Questa è la zona di passaggio:
Se superi 85.000 € ma resti sotto i 100.000 € nel corso dell’anno:
- Continui a essere in regime forfettario per tutto l’anno in corso
- Non applichi l’IVA sulle fatture emesse
- Dal 1° gennaio dell’anno successivo, però, esci automaticamente dal forfettario e passi al regime ordinario
- Dal prossimo anno sarai tenuto a:
Esempio pratico: se nel 2026 fatturi 92.000 €, resti in forfettario fino al 31/12/2026, ma dal 2027 sei obbligato al regime ordinario.
Questa zona è utile per “chiudere l’anno” agevolmente ma significa che stai per cambiare regime.
Questo è il vero spartiacque normativo:
Se durante l’anno superi 100.000 € di ricavi o compensi:
Esci immediatamente dal regime forfettario
Devi applicare l’IVA sulle fatture emesse dal momento in cui sfori la soglia
Dal giorno successivo al superamento, le tue operazioni seguono le regole del regime ordinario
Devi tenere registri IVA, liquidare l’imposta e gestire una contabilità più articolata
Esempio pratico: se a ottobre raggiungi 102.000 €, dalla fattura successiva sei già in regime ordinario e devi applicare l’IVA.
Questa soglia spesso sorprende chi non monitora costantemente il fatturato: non è solo un limite “per il futuro”, ma scatta subito e cambia l’intero sistema di fatturazione.
Molti credono che esista un unico limite di 100.000 €. In realtà:
85.000 € è il limite principale per restare nel regime al termine dell’anno,
100.000 € è il limite che determina l’uscita immediata nel corso dell’anno.
Questo doppio meccanismo è stato introdotto proprio per consentire una certa gradualità, ma richiede attenzione quotidiana sulla gestione del fatturato.
Quando esci dal regime forfettario (sia dall’anno successivo, sia immediatamente):
Devi applicare l’IVA e gestire la contabilità ordinaria
- I prezzi che fatturi ai clienti devono includere l’IVA
- Devi predisporre dichiarazioni IVA periodiche e annuali
- La tassazione dei redditi avviene con il sistema IRPEF a scaglioni
- Potresti perdere alcune semplificazioni e agevolazioni
Questo può aumentare il carico amministrativo e avere impatti su liquidità e prezzi di vendita.

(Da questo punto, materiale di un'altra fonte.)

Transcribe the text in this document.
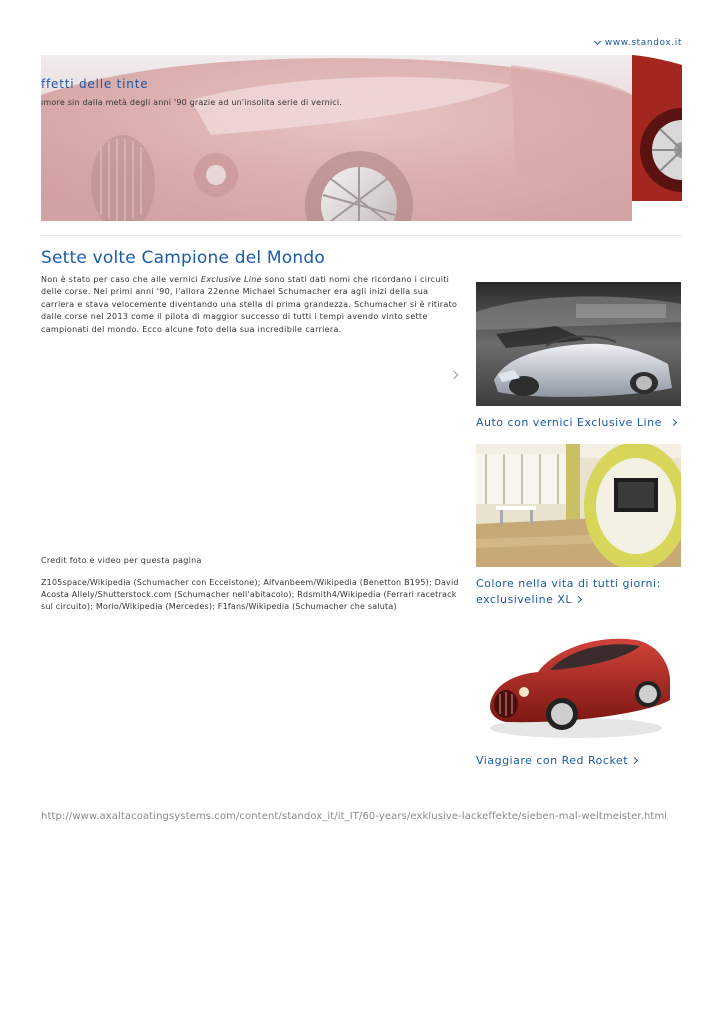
www.standox.it
ffetti delle tinte
ımore sin dalla metà degli anni '90 grazie ad un'insolita serie di vernici.
Sette volte Campione del Mondo

Non è stato per caso che alle vernici Exclusive Line sono stati dati nomi che ricordano i circuiti delle corse. Nei primi anni '90, l'allora 22enne Michael Schumacher era agli inizi della sua carriera e stava velocemente diventando una stella di prima grandezza. Schumacher si è ritirato dalle corse nel 2013 come il pilota di maggior successo di tutti i tempi avendo vinto sette campionati del mondo. Ecco alcune foto della sua incredibile carriera.

Credit foto e video per questa pagina

Z105space/Wikipedia (Schumacher con Eccelstone); Alfvanbeem/Wikipedia (Benetton B195); David Acosta Allely/Shutterstock.com (Schumacher nell'abitacolo); Rdsmith4/Wikipedia (Ferrari racetrack sul circuito); Morio/Wikipedia (Mercedes); F1fans/Wikipedia (Schumacher che saluta)

Auto con vernici Exclusive Line
Colore nella vita di tutti giorni: exclusiveline XL
Viaggiare con Red Rocket
http://www.axaltacoatingsystems.com/content/standox_it/it_IT/60-years/exklusive-lackeffekte/sieben-mal-weltmeister.html
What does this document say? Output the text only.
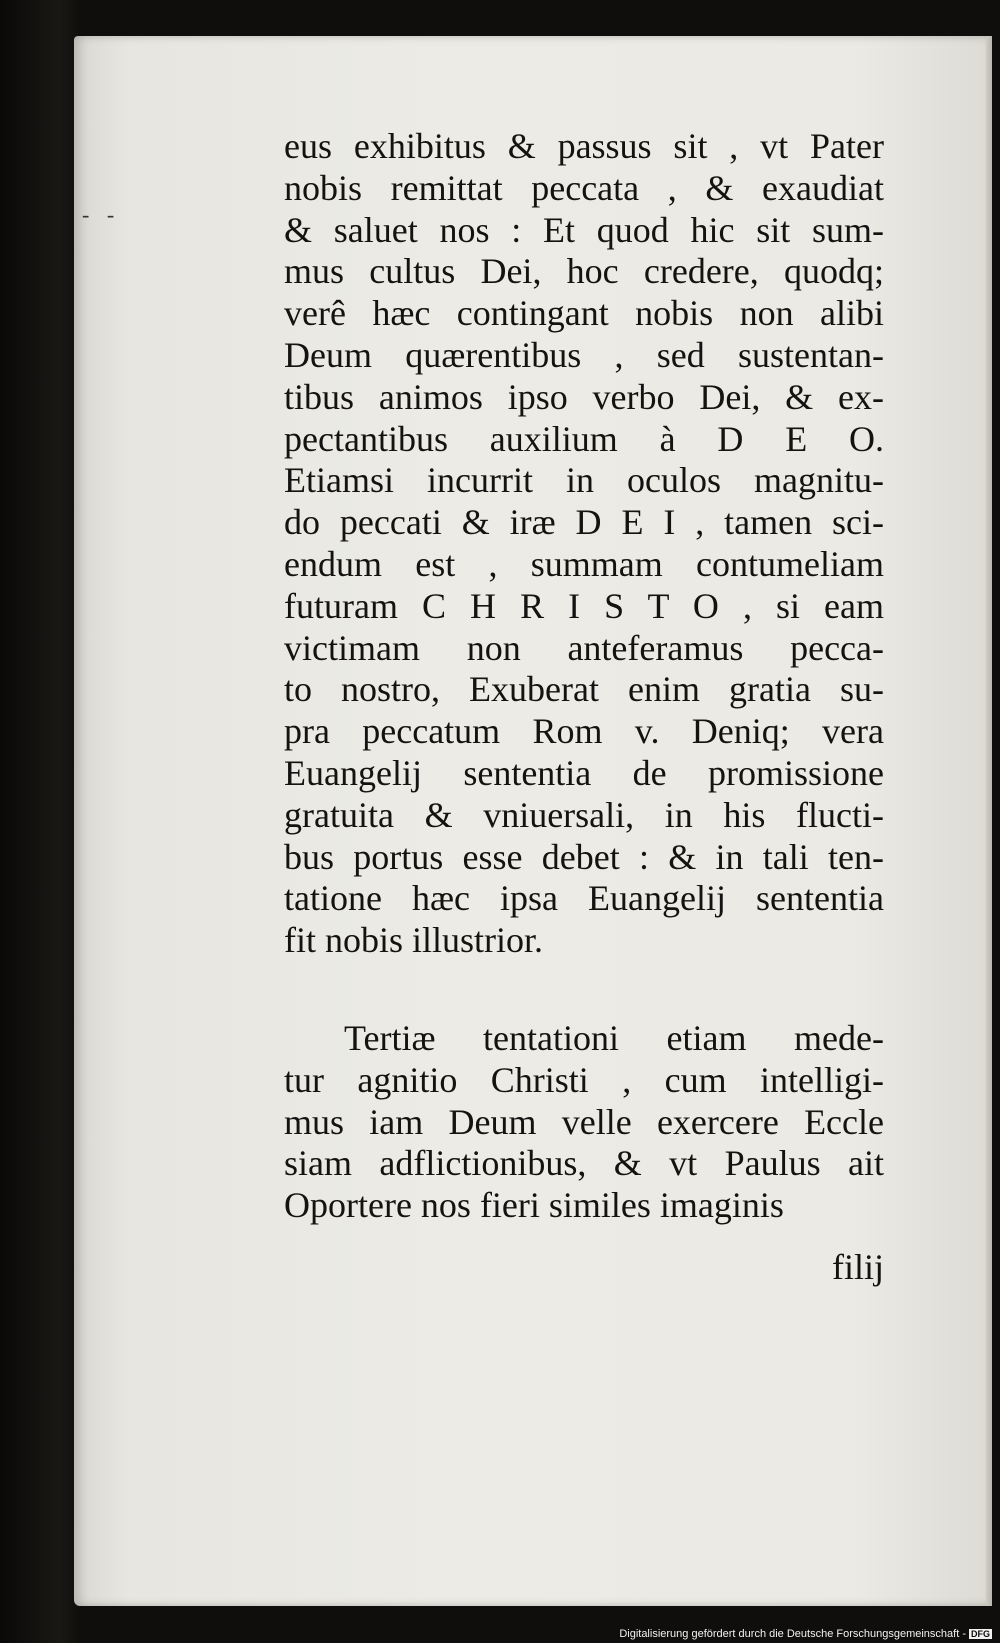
- -
eus exhibitus & passus sit , vt Pater
nobis remittat peccata , & exaudiat
& saluet nos : Et quod hic sit sum-
mus cultus Dei, hoc credere, quodq;
verê hæc contingant nobis non alibi
Deum quærentibus , sed sustentan-
tibus animos ipso verbo Dei, & ex-
pectantibus auxilium à D E O.
Etiamsi incurrit in oculos magnitu-
do peccati & iræ D E I , tamen sci-
endum est , summam contumeliam
futuram C H R I S T O , si eam
victimam non anteferamus pecca-
to nostro, Exuberat enim gratia su-
pra peccatum Rom v. Deniq; vera
Euangelij sententia de promissione
gratuita & vniuersali, in his flucti-
bus portus esse debet : & in tali ten-
tatione hæc ipsa Euangelij sententia
fit nobis illustrior.
Tertiæ tentationi etiam mede-
tur agnitio Christi , cum intelligi-
mus iam Deum velle exercere Eccle
siam adflictionibus, & vt Paulus ait
Oportere nos fieri similes imaginis
filij
Digitalisierung gefördert durch die Deutsche Forschungsgemeinschaft - DFG
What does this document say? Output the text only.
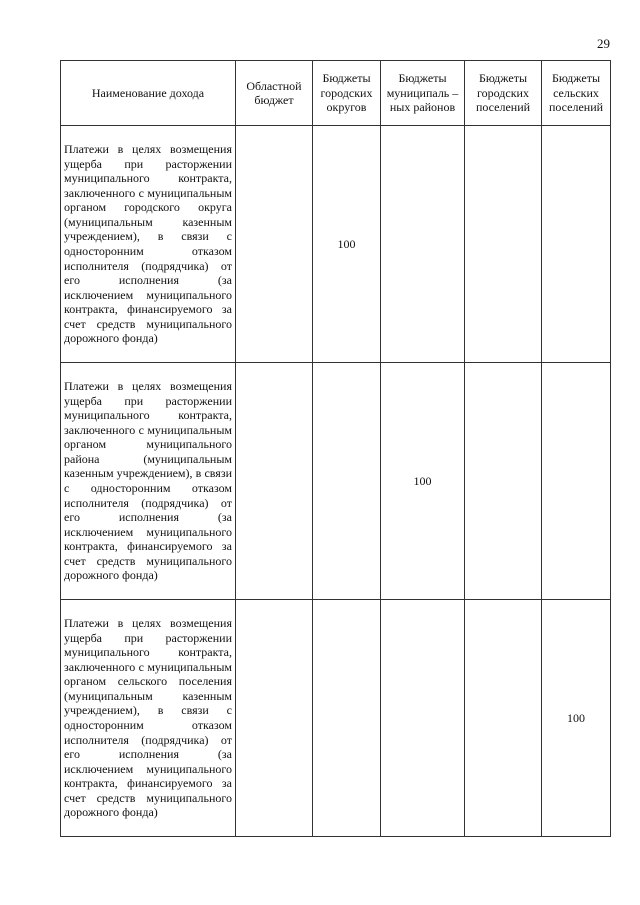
29
Наименование дохода	Областной бюджет	Бюджеты городских округов	Бюджеты муниципаль –ных районов	Бюджеты городских поселений	Бюджеты сельских поселений
Платежи в целях возмещения ущерба при расторжении муниципального контракта, заключенного с муниципальным органом городского округа (муниципальным казенным учреждением), в связи с односторонним отказом исполнителя (подрядчика) от его исполнения (за исключением муниципального контракта, финансируемого за счет средств муниципального дорожного фонда)		100			
Платежи в целях возмещения ущерба при расторжении муниципального контракта, заключенного с муниципальным органом муниципального района (муниципальным казенным учреждением), в связи с односторонним отказом исполнителя (подрядчика) от его исполнения (за исключением муниципального контракта, финансируемого за счет средств муниципального дорожного фонда)			100		
Платежи в целях возмещения ущерба при расторжении муниципального контракта, заключенного с муниципальным органом сельского поселения (муниципальным казенным учреждением), в связи с односторонним отказом исполнителя (подрядчика) от его исполнения (за исключением муниципального контракта, финансируемого за счет средств муниципального дорожного фонда)					100
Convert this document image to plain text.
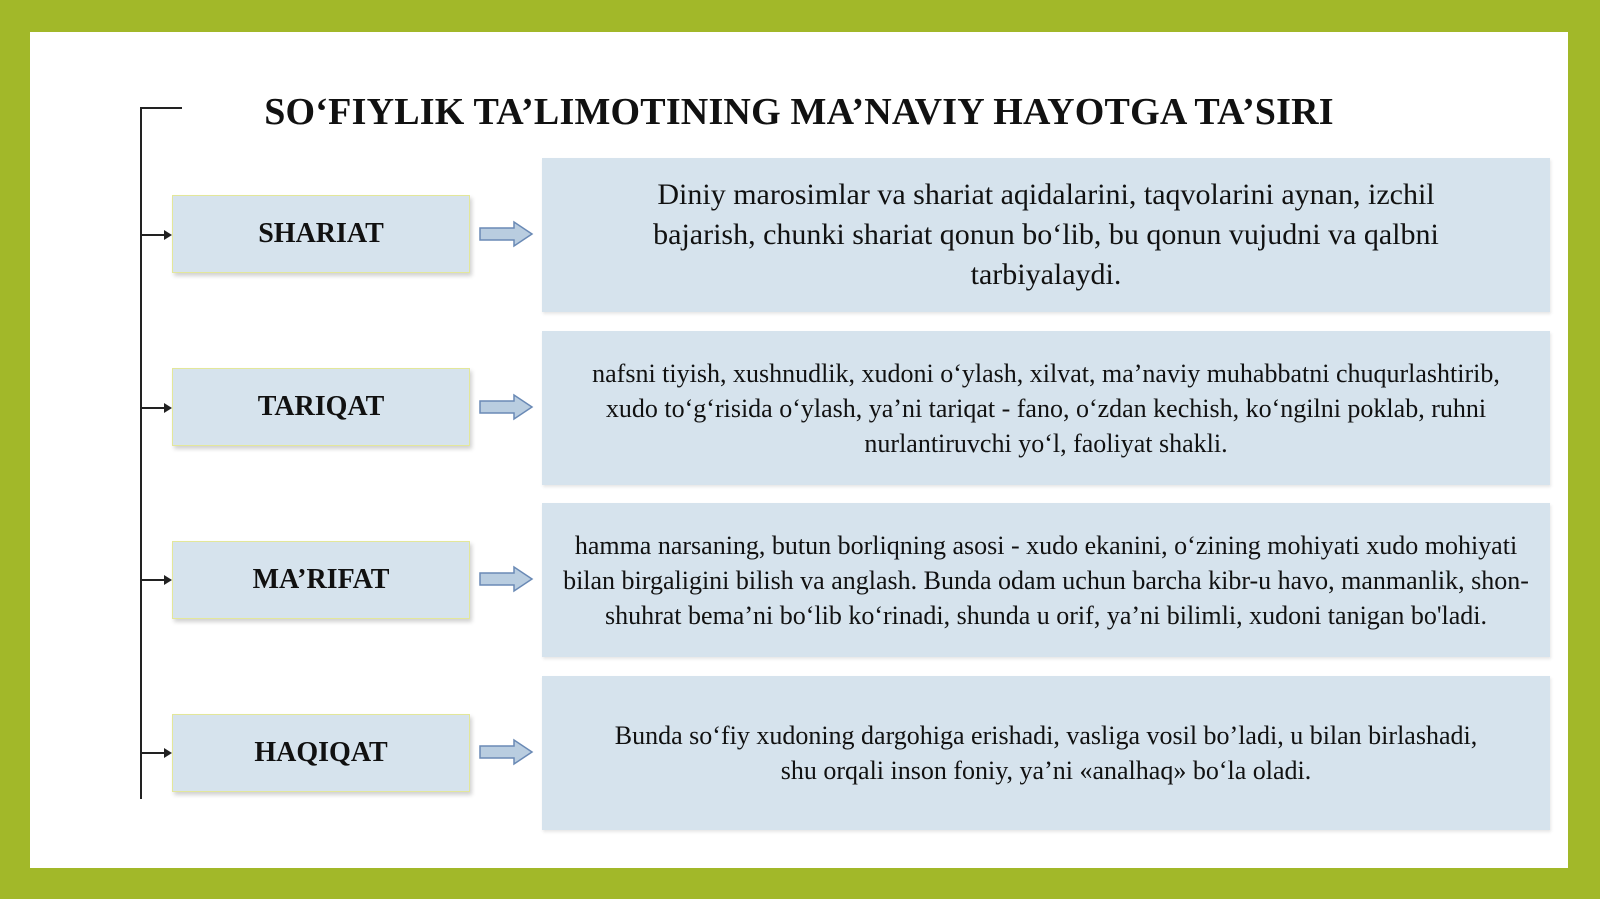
SO‘FIYLIK TA’LIMOTINING MA’NAVIY HAYOTGA TA’SIRI
SHARIAT
Diniy marosimlar va shariat aqidalarini, taqvolarini aynan, izchil bajarish, chunki shariat qonun bo‘lib, bu qonun vujudni va qalbni tarbiyalaydi.
TARIQAT
nafsni tiyish, xushnudlik, xudoni o‘ylash, xilvat, ma’naviy muhabbatni chuqurlashtirib, xudo to‘g‘risida o‘ylash, ya’ni tariqat - fano, o‘zdan kechish, ko‘ngilni poklab, ruhni nurlantiruvchi yo‘l, faoliyat shakli.
MA’RIFAT
hamma narsaning, butun borliqning asosi - xudo ekanini, o‘zining mohiyati xudo mohiyati bilan birgaligini bilish va anglash. Bunda odam uchun barcha kibr-u havo, manmanlik, shon-shuhrat bema’ni bo‘lib ko‘rinadi, shunda u orif, ya’ni bilimli, xudoni tanigan bo'ladi.
HAQIQAT
Bunda so‘fiy xudoning dargohiga erishadi, vasliga vosil bo’ladi, u bilan birlashadi, shu orqali inson foniy, ya’ni «analhaq» bo‘la oladi.
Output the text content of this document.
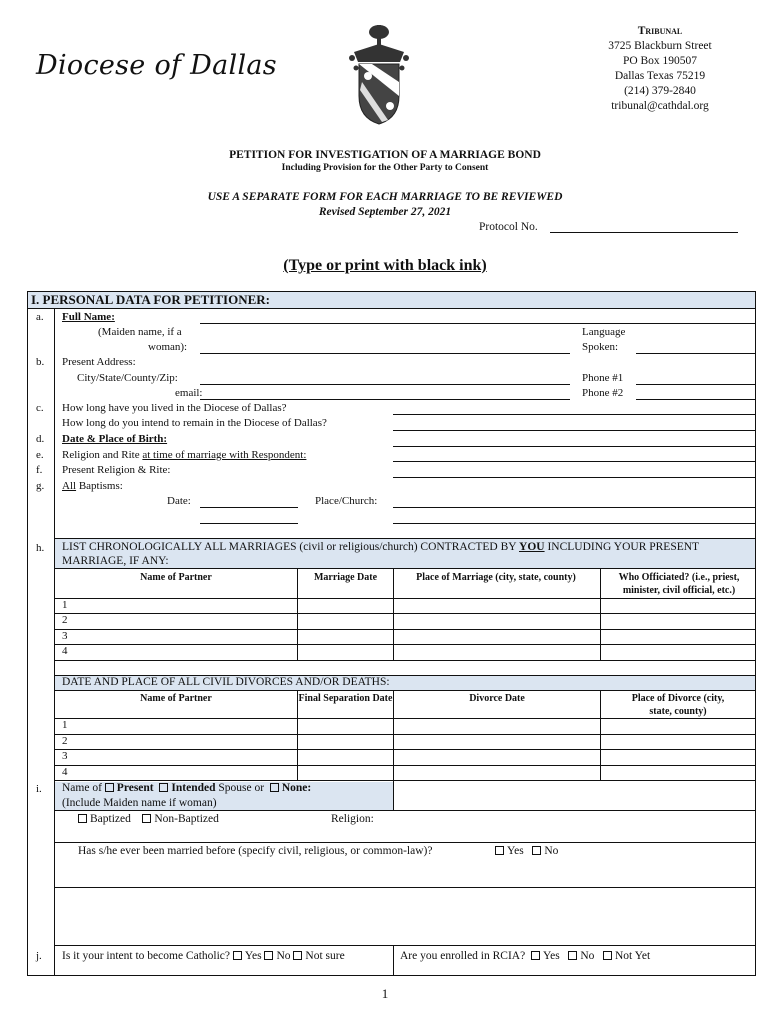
Diocese of Dallas
Tribunal
3725 Blackburn Street
PO Box 190507
Dallas Texas 75219
(214) 379-2840
tribunal@cathdal.org
PETITION FOR INVESTIGATION OF A MARRIAGE BOND
Including Provision for the Other Party to Consent
USE A SEPARATE FORM FOR EACH MARRIAGE TO BE REVIEWED
Revised September 27, 2021
Protocol No.
(Type or print with black ink)
I. PERSONAL DATA FOR PETITIONER:
a. Full Name:
(Maiden name, if a
woman):
Language
Spoken:
b. Present Address:
City/State/County/Zip:
email:
Phone #1
Phone #2
c. How long have you lived in the Diocese of Dallas?
How long do you intend to remain in the Diocese of Dallas?
d. Date & Place of Birth:
e. Religion and Rite at time of marriage with Respondent:
f. Present Religion & Rite:
g. All Baptisms:
Date:	Place/Church:
h. LIST CHRONOLOGICALLY ALL MARRIAGES (civil or religious/church) CONTRACTED BY YOU INCLUDING YOUR PRESENT
MARRIAGE, IF ANY:
Name of Partner	Marriage Date	Place of Marriage (city, state, county)	Who Officiated? (i.e., priest, minister, civil official, etc.)
1
2
3
4
DATE AND PLACE OF ALL CIVIL DIVORCES AND/OR DEATHS:
Name of Partner	Final Separation Date	Divorce Date	Place of Divorce (city, state, county)
1
2
3
4
i. Name of Present Intended Spouse or None:
(Include Maiden name if woman)
Baptized Non-Baptized	Religion:
Has s/he ever been married before (specify civil, religious, or common-law)?	Yes No
j. Is it your intent to become Catholic? Yes No Not sure	Are you enrolled in RCIA? Yes No Not Yet
1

| Fatturato annuo lordo | Regime nel corso dell’anno | Cosa succede dopo |
|---|---|---|
| ≤ 85.000 € | Forfettario | Resti nel forfettario |
| 85.001 € – 100.000 € | Forfettario | Passaggio all’ordinario dal 1° gennaio successivo |
| > 100.000 € | Ordinario dal momento del superamento | IVA, contabilità ordinaria e fine agevolazioni |
Superare i limiti di fatturato nel regime forfettario non è solo una questione burocratica: è un momento di svolta per la tua attività. Sapere cosa succede oltre 85.000 € e oltre 100.000 € ti aiuta a gestire meglio la crescita, evitare errori e ottimizzare la tua gestione fiscale.